# Grenada Charter



## Restless (Jan 28, 2004)

We have booked a charter in Grenada next December and were wondering if any members had experience with this location and if there was anything we should keep in mind both good and bad.
Thanks
(This was posted in error to the "Cruising" board as well. Appologies.)


----------



## TSOJOURNER (Dec 16, 1999)

Cruising the Grenadines is great. Depending on the time you have try to pound your way up the chain as fast as you can and then slide down at a liesurely pace. The Tobago Cays are not to be missed. I could write many pages here but instead I suggest you pick up Chris Doyle''s Cruising guide to the area. It''s fairly comprehensive.


----------



## Eva (Feb 27, 2001)

We chartered out of Grenada in December, 2000 -- you can check out my full report on my webpage: www.homestead.com/islandtime/MainPage1.html. Grenada is an amazing island, so one thing I would suggest is that you not give short shrift to the land-based attractions. Spend a few days before or after your sail exploring the interior of the island.

Once you leave your charter base (I assume you''re using Horizon out of True Blue Bay -- since Moorings has or will soon pull out), there are not a whole lot of anchorages on the lee side of the island -- St. George''s can be very crowded and commercial, and the others rolly and somewhat exposed, so make sure you leave the base with plenty of time to get as far as Carriacou or beyond; you may not want to leave the base on your first day for this reason. 
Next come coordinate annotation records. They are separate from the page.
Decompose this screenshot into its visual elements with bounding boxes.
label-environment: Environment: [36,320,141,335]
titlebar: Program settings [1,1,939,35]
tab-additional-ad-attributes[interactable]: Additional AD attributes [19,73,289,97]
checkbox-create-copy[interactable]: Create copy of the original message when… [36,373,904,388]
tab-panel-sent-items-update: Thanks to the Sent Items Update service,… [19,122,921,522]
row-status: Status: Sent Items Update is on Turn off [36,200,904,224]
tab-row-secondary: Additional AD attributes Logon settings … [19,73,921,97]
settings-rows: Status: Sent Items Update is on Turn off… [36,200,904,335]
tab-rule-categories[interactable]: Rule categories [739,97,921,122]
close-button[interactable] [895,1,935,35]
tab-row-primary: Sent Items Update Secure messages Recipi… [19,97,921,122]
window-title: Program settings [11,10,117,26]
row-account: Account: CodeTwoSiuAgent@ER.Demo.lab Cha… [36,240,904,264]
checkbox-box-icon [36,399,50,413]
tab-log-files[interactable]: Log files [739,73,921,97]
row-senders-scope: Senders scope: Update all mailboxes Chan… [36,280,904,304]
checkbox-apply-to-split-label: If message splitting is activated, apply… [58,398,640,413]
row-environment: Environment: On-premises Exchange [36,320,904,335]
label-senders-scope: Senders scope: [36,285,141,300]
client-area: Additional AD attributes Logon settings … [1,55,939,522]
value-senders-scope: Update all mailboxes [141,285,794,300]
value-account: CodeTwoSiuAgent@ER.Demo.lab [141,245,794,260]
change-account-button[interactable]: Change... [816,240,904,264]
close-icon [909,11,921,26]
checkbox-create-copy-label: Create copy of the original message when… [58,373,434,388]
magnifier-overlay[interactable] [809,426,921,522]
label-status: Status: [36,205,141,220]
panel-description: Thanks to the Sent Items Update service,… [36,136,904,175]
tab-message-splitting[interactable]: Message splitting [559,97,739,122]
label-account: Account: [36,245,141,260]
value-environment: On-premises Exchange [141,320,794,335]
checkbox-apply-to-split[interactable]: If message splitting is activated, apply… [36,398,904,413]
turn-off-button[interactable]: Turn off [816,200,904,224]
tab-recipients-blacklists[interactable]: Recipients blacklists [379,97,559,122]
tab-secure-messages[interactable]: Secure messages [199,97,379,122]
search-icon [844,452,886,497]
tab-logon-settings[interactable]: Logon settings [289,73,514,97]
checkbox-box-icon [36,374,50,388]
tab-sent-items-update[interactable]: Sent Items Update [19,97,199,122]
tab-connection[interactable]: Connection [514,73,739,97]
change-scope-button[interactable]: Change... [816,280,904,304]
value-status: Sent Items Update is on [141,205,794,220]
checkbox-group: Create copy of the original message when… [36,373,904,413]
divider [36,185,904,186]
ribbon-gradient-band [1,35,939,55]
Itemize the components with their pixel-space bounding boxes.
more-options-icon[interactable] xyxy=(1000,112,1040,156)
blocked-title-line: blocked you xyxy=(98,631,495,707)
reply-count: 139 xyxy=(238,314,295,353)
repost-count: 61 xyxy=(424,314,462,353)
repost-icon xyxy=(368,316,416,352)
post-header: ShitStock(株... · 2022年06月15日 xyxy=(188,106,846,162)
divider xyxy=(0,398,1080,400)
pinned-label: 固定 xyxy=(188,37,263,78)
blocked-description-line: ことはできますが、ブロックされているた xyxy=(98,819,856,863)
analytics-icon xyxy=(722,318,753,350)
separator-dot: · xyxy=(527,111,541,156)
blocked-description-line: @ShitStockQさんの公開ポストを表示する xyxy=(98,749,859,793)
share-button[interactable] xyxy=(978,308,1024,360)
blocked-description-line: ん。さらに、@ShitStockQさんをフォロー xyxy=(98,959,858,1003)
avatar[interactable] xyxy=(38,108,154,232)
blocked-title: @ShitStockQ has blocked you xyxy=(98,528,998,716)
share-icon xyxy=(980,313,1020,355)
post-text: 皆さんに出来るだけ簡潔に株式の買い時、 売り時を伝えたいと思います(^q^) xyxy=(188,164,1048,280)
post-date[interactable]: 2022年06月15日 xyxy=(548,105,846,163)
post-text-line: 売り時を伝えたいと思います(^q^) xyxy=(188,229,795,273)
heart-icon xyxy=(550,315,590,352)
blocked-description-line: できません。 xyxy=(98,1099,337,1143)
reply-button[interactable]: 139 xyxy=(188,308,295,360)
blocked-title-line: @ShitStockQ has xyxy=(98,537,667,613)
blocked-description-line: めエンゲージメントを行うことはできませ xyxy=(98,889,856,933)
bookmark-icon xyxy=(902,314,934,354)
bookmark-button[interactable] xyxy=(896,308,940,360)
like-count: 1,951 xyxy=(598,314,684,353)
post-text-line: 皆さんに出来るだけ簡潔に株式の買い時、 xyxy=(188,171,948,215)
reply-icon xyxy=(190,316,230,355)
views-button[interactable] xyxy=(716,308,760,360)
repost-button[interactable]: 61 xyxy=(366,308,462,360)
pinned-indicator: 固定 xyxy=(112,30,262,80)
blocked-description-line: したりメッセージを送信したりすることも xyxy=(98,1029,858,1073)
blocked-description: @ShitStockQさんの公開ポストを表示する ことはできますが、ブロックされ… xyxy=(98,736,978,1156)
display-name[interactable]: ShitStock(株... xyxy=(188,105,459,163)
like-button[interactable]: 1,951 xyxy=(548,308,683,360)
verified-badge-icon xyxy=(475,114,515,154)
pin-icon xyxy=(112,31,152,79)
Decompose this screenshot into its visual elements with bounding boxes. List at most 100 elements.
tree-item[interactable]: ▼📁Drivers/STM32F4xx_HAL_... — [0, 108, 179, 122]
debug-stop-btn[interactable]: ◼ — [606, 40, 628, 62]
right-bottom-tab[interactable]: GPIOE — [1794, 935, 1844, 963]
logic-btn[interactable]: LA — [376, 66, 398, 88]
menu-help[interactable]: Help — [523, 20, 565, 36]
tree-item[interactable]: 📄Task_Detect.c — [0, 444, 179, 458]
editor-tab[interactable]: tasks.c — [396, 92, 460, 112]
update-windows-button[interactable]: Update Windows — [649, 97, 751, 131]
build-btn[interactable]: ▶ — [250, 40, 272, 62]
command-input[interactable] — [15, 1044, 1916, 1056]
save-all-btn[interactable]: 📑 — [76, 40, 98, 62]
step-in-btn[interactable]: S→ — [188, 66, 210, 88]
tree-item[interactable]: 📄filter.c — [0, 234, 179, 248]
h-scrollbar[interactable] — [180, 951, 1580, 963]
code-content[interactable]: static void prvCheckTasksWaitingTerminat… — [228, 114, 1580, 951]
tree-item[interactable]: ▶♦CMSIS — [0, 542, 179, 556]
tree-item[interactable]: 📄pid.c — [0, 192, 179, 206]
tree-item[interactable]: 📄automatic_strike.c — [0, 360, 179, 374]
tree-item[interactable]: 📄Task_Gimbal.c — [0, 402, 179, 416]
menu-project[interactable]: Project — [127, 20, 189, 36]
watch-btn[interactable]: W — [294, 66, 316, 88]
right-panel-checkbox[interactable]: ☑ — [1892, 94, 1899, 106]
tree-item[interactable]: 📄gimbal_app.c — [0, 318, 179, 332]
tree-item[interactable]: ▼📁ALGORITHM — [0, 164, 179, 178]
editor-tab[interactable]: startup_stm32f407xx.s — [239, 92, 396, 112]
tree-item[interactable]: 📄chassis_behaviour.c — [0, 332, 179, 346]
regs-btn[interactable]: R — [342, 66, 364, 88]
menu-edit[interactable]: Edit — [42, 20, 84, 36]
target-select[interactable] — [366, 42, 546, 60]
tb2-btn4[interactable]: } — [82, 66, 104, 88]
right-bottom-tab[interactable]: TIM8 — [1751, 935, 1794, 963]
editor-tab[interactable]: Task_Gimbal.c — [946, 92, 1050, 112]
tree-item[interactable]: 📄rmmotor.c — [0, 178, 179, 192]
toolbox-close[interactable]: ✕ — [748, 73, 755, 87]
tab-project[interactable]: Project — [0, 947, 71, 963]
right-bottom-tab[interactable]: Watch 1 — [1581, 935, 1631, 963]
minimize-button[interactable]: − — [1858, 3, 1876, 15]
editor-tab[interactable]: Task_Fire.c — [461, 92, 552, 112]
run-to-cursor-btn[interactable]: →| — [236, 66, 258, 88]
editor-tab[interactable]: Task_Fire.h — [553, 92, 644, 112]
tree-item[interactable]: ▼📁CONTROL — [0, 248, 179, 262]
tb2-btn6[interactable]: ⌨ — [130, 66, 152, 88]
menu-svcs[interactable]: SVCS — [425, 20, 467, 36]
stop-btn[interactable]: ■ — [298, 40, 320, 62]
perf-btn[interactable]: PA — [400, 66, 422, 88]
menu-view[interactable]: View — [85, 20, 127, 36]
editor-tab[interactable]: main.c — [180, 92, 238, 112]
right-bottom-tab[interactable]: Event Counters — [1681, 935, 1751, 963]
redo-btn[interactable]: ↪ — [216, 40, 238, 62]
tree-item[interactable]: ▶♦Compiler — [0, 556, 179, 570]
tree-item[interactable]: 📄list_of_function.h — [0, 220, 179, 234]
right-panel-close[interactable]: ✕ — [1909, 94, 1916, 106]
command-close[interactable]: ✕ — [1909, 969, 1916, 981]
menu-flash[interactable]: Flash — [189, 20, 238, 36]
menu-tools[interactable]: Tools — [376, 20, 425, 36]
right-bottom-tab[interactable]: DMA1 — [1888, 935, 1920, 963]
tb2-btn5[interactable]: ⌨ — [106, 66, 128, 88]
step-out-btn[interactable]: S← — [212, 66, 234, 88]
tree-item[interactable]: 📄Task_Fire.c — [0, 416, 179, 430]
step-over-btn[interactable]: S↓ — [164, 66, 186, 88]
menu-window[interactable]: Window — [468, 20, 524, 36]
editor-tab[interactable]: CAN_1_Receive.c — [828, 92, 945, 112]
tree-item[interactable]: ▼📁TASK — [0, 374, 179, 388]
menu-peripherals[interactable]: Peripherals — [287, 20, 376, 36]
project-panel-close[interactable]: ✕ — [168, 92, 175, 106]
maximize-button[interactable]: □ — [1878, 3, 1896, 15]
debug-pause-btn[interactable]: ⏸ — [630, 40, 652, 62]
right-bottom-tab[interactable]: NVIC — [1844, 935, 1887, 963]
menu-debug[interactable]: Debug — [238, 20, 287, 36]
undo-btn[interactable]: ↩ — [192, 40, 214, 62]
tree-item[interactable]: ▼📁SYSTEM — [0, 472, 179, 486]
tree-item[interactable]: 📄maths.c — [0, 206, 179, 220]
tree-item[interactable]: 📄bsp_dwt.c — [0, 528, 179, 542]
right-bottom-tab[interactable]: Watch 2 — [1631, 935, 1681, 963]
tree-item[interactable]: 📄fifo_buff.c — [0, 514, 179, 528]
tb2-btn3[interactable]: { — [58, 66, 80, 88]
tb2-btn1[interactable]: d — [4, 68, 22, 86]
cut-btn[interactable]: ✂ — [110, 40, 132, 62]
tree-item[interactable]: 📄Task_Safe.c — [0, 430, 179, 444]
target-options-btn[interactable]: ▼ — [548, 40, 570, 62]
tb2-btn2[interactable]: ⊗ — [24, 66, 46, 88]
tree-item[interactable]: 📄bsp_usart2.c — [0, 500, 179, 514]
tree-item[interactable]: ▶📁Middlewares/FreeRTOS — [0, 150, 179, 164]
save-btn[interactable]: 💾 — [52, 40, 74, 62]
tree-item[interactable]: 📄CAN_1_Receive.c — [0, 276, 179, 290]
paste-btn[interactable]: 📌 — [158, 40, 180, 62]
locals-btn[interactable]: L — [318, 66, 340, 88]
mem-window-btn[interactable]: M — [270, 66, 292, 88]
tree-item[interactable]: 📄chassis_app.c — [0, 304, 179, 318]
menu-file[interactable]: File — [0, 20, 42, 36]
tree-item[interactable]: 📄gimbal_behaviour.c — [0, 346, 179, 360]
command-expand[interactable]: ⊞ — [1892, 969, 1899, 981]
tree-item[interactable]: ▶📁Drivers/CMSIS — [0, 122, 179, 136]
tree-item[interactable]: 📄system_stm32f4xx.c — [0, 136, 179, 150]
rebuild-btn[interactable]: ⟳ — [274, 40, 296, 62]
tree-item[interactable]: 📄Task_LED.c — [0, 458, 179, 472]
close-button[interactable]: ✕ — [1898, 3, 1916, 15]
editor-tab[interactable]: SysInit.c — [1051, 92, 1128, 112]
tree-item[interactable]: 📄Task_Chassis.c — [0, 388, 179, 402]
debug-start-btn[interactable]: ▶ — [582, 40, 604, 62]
The sail from Grenada to Carriacou can be quite rugged. Be ready with the seasick remedies -- if you are prone to getting sick, I would take a prophylactic pill before setting off. But once you get to Carriacou, you are at the gateway of the remarkable Grenadines, where you can hardly go wrong. I definitely second the suggestion to get Chris Doyle''s cruising guide.


----------